Smaller home health agencies focused on making payroll can’t always afford such tools.
“In terms of the clients we work with, there’s a pretty bright line between those organizations that have the executive and mid-level experience and knowledge with risk-based payment models, that have the analytic sophistication to manage them,” Bentley noted.
Supporting small agencies
To support smaller home health agencies during an accelerated shift toward value-based care, the federal government would likely need to double down on some of the financial lifelines it put in place amid the COVID-19 emergency.
That includes CARES Act relief funding, forgivable small business loans and other mechanisms.
For the most part, small and mid-sized home health agencies are devoting their full attention and resources to surviving coronavirus disruptions, which range from admissions dips to skyrocketing personal protective equipment (PPE) costs.
More than three months removed from the start of the COVID-19 crisis, many of the nation’s big home health providers have navigated through those disruptions, with many returning their attention to value-based care once again, Bentley said.
“There’s obviously an uptick we’re seeing across many states, so we’re not anywhere out of the woods yet,” he said. “But I do think health care providers have started to get a handle on that — home health providers, at least the big chains. They are continuing to move forward with their planning and developing some of these new models, really furthering their experimentation and diversification.”
PDGM and VBPM
Apart from ACOs and unique arrangements with payers, there’s also the Home Health Value-Based Purchasing Model.
Implemented in 2016, VBPM was designed to pay home health providers in nine states based on outcomes and the value of services delivered. Many home health providers have done well under VBPM, including Baton Rouge, Louisiana-based Amedisys.
CEO Paul Kusserow discussed his company’s bullish outlook on VBPM during a May 2018 earnings call.

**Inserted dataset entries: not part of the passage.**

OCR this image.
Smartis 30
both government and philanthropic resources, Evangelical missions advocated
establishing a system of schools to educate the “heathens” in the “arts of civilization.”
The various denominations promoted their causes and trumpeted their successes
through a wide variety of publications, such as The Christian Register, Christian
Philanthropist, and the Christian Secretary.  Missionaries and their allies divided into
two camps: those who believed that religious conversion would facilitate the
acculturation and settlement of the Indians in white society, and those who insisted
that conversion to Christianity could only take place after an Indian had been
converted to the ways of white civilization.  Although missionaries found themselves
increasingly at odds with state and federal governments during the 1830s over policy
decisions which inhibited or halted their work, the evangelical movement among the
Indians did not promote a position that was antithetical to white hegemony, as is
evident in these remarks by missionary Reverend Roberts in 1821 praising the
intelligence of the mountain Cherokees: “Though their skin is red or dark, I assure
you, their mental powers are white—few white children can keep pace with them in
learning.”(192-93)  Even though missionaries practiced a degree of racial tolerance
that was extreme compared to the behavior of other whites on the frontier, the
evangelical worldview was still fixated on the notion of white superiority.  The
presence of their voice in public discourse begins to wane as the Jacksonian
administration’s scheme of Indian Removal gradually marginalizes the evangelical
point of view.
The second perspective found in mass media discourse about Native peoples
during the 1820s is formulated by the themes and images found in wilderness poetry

“As the percentage of payment in [VBPM] grows from 3% to 8% by 2022, we will see meaningful revenue upside for our performance,” Kusserow said. “We encourage CMS to expand VBP nationwide.”
Since 2018, however, the Obama-era VBPM has largely stalled out, partly due to an administration change, some policy believe.
“Truthfully, haven’t heard much about it,” Bentley said.
PDGM is another area that incrementally shifts all home health providers more toward value-based reimbursement. In crafting PDGM, CMS’s goal was to more closely tie payment to patient characteristics, making sure most resources go to complex, high-needs cases.
“It moves the industry ever so slightly toward a model where providers are tracking and getting reimbursed for underlying patient acuity,” Bentley said.